Written by: Anne Marie Forgarty, RGN
Mental Health and Depression
The World Health Organisation defines mental health as:
“a state of well-being in which every individual realises his or her own potential can cope with the normal stresses of life can work productively and fruitfully and is able to contribute to her or his community”.
Our mental health affects how we act, feel, and behave. Mental health involves the emotional, physical, and social components of our lives.
The pandemic has left many people struggling with mental health issues such as anxiety and depression.
Everyone experiences lows, highs, traumatic events, and sad times such as bereavements. However, if feelings of sadness persist after the event, you may need to talk with a GP or healthcare professional. The main difference in the literature appears to be that yes, we can all feel stressed or anxious at times and there is ways you can help your mental health, but how well we cope differentiates between everyday stress or problems and a mental health illness.
Positive mental health occurs when you can cope with the normal stress of life, work productively, and contribute to your community.

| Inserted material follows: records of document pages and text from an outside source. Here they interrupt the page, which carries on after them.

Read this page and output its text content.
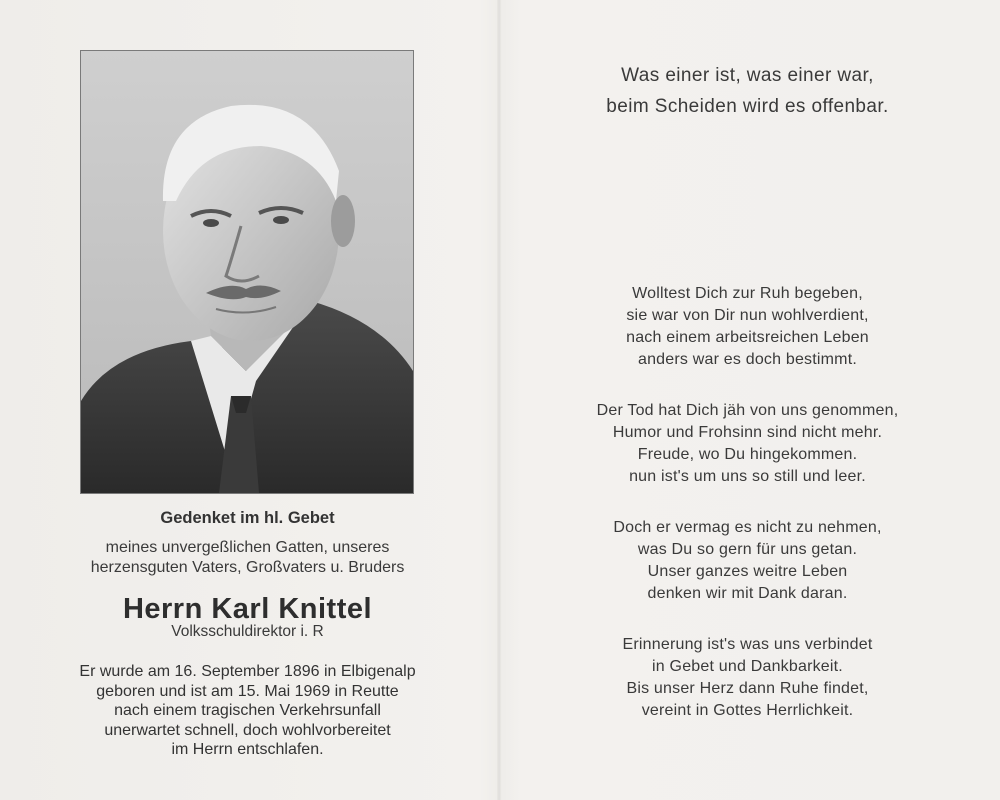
Gedenket im hl. Gebet
meines unvergeßlichen Gatten, unseres
herzensguten Vaters, Großvaters u. Bruders
Herrn Karl Knittel
Volksschuldirektor i. R
Er wurde am 16. September 1896 in Elbigenalp
geboren und ist am 15. Mai 1969 in Reutte
nach einem tragischen Verkehrsunfall
unerwartet schnell, doch wohlvorbereitet
im Herrn entschlafen.
Was einer ist, was einer war,
beim Scheiden wird es offenbar.
Wolltest Dich zur Ruh begeben,
sie war von Dir nun wohlverdient,
nach einem arbeitsreichen Leben
anders war es doch bestimmt.
Der Tod hat Dich jäh von uns genommen,
Humor und Frohsinn sind nicht mehr.
Freude, wo Du hingekommen.
nun ist's um uns so still und leer.
Doch er vermag es nicht zu nehmen,
was Du so gern für uns getan.
Unser ganzes weitre Leben
denken wir mit Dank daran.
Erinnerung ist's was uns verbindet
in Gebet und Dankbarkeit.
Bis unser Herz dann Ruhe findet,
vereint in Gottes Herrlichkeit.
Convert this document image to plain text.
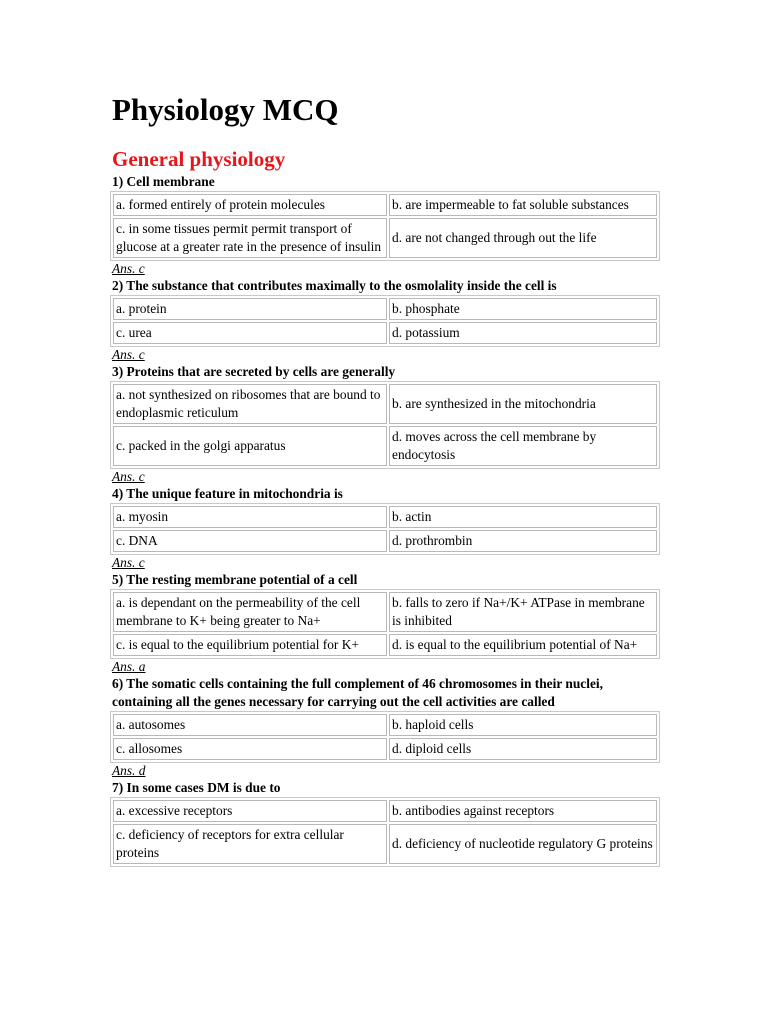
Physiology MCQ
General physiology

1) Cell membrane

a. formed entirely of protein molecules	b. are impermeable to fat soluble substances
c. in some tissues permit permit transport of glucose at a greater rate in the presence of insulin	d. are not changed through out the life

Ans. c

2) The substance that contributes maximally to the osmolality inside the cell is

a. protein	b. phosphate
c. urea	d. potassium

Ans. c

3) Proteins that are secreted by cells are generally

a. not synthesized on ribosomes that are bound to endoplasmic reticulum	b. are synthesized in the mitochondria
c. packed in the golgi apparatus	d. moves across the cell membrane by endocytosis

Ans. c

4) The unique feature in mitochondria is

a. myosin	b. actin
c. DNA	d. prothrombin

Ans. c

5) The resting membrane potential of a cell

a. is dependant on the permeability of the cell membrane to K+ being greater to Na+	b. falls to zero if Na+/K+ ATPase in membrane is inhibited
c. is equal to the equilibrium potential for K+	d. is equal to the equilibrium potential of Na+

Ans. a

6) The somatic cells containing the full complement of 46 chromosomes in their nuclei, containing all the genes necessary for carrying out the cell activities are called

a. autosomes	b. haploid cells
c. allosomes	d. diploid cells

Ans. d

7) In some cases DM is due to

a. excessive receptors	b. antibodies against receptors
c. deficiency of receptors for extra cellular proteins	d. deficiency of nucleotide regulatory G proteins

Common Mental Health Problems include:
• Bipolar disorder
• Mood swings/affective disorder
• Eating disorders
• Suicidal thoughts
• Panic disorders
Types of Depression:
• Seasonal affective disorder is associated with the start of winter and can last until spring, when longer days bring more daylight.
• Postnatal depression affects mothers who have had children, the depression may not set in straight away, and it can appear months or even years after the birth.
• Bipolar depression is a disorder affecting mood. The person has elated moods followed by very low moods.
• Major depression interferes with an individual’s daily life – with eating, sleeping and other everyday activities.
• Tiredness and lack of energy
• Loss of self-esteem
• Difficulty concentrating
• Not being able to enjoy usually pleasurable things
• Feeling anxious all the time
• Withdrawal from family and friends
• Feelings of helplessness and hopelessness
• Sleeping problems
• Feelings of guilt and worthlessness
• Difficulty concentrating
• Finding it hard to function at work/college/school
• Loss of appetite
• Thinking about suicide and death
Treatment of Depression:
• Watchful waiting: wait and see approach with the observation of symptoms
• Cognitive behavioural therapy (CBT)
• Referral to psychology services
• Exercise: releases endorphins that lift general mood
• Mindfulness, yoga, or other professionally advised relaxation therapies
• Talking therapies such as counselling or psychotherapy
You may be offered medication from your GP if there is a history of moderate to severe depression, symptoms persist after other interventions, or after a doctor/ psychiatrist and/or psychologist’s assessment and advice.